Kindlewild

Evolution of Server-Client Communication

By Robin Dowling ยท 5 months ago

Building an efficient server-client communication system for my evolution simulation has been a fascinating journey. Each iteration brought new challenges and insights as I balanced performance, bandwidth usage, and user experience. Here's a look at my progression:

1. Always Full State

My first implementation was straightforward: send the entire world state to every client on each update. I created a data structure that contained all entity information, metadata about the world state, and statistics. This provided a reliable baseline but quickly revealed scalability issues as my simulation grew.

This approach worked well for testing but wasn't sustainable with hundreds of organisms and multiple clients.

2. Custom Serialization

To reduce payload size, I implemented custom serialization. Instead of sending verbose JSON with property names, I used a simple array where keys and values are packed together, removing the need for many control chars.

This significantly reduced my payload size, with some entities shrinking from ~200 bytes to just ~50 bytes.

3. Minimized IDs

Entity IDs were initially small 4 char base62 IDs. I implemented a more compact ID system using incremental base62 IDs for session-scoped references, reducing size even more.

4. Change Deltas

Instead of sending complete entities on each update, I began tracking client state and sending only what changed. I implemented a function that compares two states of an entity and returns only the properties that differ between them. This delta approach meant that if only an entity's position changed, I would send just the position rather than the entire entity definition.

This reduced typical payloads by 70-90% in stable world states, as most entities only change position or a few properties between frames.

5. Notify Server of Missing States

Delta-based approaches created a new problem: what if clients miss an update?
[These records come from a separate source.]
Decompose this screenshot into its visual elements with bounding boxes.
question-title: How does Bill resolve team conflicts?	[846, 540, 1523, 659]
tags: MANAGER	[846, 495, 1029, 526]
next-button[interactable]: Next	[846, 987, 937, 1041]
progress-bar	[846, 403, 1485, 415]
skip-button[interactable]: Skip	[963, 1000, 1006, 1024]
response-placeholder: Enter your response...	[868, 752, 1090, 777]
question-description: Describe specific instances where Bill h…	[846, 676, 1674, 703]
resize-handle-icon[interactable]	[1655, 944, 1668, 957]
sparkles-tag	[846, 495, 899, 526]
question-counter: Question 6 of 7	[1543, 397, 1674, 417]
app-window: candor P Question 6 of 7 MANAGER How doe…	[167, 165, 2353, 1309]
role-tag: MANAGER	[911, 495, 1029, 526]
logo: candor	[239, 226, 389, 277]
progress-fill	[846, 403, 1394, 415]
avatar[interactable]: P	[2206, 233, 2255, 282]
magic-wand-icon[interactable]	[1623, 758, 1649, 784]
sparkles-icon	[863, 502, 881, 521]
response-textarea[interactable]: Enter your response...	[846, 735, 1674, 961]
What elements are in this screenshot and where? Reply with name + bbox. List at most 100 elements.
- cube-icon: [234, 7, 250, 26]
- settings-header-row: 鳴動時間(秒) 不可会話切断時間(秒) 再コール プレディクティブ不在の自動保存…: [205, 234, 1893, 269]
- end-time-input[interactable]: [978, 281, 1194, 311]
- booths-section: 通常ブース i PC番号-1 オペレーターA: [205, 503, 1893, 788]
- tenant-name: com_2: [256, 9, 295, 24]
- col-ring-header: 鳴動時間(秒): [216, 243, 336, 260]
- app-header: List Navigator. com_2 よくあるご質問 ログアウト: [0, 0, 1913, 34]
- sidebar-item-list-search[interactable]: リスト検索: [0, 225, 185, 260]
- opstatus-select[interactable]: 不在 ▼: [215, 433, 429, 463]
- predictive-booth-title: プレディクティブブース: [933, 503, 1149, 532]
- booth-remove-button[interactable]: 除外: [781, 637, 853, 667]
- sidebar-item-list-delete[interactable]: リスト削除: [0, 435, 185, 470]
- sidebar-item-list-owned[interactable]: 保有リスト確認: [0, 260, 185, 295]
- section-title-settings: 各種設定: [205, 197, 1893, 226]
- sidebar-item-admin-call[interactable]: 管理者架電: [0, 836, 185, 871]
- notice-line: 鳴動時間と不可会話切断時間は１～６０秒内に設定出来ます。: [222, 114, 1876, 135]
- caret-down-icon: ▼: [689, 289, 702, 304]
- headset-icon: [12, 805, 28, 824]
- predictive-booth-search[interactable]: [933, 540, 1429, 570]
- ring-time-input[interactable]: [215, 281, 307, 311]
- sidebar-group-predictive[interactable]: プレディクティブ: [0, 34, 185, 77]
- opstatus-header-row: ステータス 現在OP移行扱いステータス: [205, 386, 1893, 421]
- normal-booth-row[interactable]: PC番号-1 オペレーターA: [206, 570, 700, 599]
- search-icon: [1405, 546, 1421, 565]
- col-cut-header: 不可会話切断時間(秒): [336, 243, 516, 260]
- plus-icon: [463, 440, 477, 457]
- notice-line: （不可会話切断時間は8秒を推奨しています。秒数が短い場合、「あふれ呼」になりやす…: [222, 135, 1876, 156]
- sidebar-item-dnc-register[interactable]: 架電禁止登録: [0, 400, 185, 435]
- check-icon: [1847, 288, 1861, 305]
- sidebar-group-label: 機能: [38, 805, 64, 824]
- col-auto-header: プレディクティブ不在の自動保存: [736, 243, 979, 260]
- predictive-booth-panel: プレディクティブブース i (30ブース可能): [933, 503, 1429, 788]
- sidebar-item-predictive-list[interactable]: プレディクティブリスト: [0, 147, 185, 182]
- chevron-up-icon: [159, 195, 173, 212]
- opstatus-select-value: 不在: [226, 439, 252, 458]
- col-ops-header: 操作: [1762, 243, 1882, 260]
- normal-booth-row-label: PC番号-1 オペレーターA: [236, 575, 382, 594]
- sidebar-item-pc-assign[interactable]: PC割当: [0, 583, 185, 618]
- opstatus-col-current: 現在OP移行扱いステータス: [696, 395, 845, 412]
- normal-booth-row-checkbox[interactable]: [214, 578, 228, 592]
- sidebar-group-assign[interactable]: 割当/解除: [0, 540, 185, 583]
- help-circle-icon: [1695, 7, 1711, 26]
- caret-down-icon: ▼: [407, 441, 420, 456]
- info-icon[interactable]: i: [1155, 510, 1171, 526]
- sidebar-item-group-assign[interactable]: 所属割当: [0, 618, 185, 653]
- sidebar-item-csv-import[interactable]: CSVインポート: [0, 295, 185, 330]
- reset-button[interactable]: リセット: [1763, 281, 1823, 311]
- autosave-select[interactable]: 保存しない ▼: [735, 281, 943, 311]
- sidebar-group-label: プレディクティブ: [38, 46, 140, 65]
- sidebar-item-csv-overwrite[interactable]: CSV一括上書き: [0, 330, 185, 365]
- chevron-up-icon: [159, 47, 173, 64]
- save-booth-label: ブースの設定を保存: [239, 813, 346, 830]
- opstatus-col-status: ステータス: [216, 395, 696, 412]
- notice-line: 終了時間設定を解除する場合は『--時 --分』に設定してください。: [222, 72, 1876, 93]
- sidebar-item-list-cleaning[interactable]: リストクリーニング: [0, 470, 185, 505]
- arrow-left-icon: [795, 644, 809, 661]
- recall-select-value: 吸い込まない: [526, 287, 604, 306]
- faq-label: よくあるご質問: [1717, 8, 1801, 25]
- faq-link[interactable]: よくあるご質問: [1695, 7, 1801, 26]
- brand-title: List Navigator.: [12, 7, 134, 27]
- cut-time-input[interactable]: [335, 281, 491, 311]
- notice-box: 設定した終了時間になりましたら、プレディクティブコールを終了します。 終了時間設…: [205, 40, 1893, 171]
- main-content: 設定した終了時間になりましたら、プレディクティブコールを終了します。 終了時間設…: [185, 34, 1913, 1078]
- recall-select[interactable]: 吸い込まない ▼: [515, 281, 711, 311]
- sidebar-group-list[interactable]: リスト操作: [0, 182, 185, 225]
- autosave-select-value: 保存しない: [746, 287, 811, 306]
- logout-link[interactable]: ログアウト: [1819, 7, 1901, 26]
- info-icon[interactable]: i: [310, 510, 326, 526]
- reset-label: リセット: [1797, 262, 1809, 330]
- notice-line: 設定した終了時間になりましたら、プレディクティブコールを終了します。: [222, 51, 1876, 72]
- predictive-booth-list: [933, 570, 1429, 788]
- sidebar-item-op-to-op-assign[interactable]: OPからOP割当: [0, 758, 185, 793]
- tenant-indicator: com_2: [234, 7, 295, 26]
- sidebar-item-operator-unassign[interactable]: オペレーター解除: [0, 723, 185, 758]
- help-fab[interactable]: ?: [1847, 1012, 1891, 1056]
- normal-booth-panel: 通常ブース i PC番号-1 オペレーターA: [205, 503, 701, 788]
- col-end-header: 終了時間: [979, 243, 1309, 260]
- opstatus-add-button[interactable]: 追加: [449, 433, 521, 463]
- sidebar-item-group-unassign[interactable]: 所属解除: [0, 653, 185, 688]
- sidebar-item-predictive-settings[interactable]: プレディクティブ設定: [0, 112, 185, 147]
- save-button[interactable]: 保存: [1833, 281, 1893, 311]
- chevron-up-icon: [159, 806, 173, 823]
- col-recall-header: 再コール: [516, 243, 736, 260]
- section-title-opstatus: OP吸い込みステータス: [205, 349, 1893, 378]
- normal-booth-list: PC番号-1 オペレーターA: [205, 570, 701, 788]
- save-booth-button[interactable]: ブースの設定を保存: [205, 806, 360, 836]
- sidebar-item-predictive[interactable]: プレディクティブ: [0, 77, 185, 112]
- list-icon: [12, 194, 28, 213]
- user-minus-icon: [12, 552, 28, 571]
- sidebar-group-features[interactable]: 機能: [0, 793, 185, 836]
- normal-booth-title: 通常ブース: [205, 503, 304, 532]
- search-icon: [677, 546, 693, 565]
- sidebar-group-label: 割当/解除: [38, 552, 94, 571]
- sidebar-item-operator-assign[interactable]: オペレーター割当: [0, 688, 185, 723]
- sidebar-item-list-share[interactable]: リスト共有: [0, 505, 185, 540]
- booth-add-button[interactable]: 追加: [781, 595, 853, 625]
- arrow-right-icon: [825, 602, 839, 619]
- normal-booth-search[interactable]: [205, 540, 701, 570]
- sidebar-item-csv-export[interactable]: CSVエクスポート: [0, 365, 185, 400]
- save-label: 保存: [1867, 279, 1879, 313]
I implemented a feedback mechanism allowing clients to notify the server when they're missing entity data. When a client sends a feedback message indicating it has missing entities, the server clears its assumptions about what the client knows and sends a full update on the next iteration.

6. Skip Out-of-Order State Iterations

Network delays sometimes resulted in iterations arriving out of sequence. I added a simple mechanism to track the last applied iteration and ignore older ones. In the client code, I check if the received state's iteration number is less than the already applied iteration, and if so, discard it.

This prevented visual glitches where the world would temporarily "jump backward."

7. Client-Side State Buffering

To further address the occasional out-of-order delivery, I implemented a buffering system in the client. The system stores incoming states in a map keyed by iteration number. When processing states, it first looks for the exact next iteration needed. If that iteration is available, it's applied and removed from the buffer. If too many states accumulate in the buffer, it falls back to using the oldest one to prevent memory issues.

This buffer allowed the client to store states that arrived early and apply them in the correct sequence, creating smoother animations.

8. Aggregate Similar Organisms

As my simulations grew more complex, areas with high organism density created bandwidth spikes. A solution was to aggregate similar organisms in congested positions. When detecting multiple organisms of the same species in the same position, I add a special "aggregate" metadata property to the first organism's state, indicating how many similar organisms are at that location.

The client then expands these aggregates into individual entities. It checks for the aggregate property, and if present, creates that many individual entities with slightly modified IDs to distinguish them.

Results

The iterative improvements paid off:

  • Average payload size: reduced from ~1.5MB to ~2KB per update
  • Peak bandwidth usage: reduced from ~10MB/s to ~20KB/s

Each optimization built upon the previous one, creating a data transfer system that's efficient, resilient, and scalable.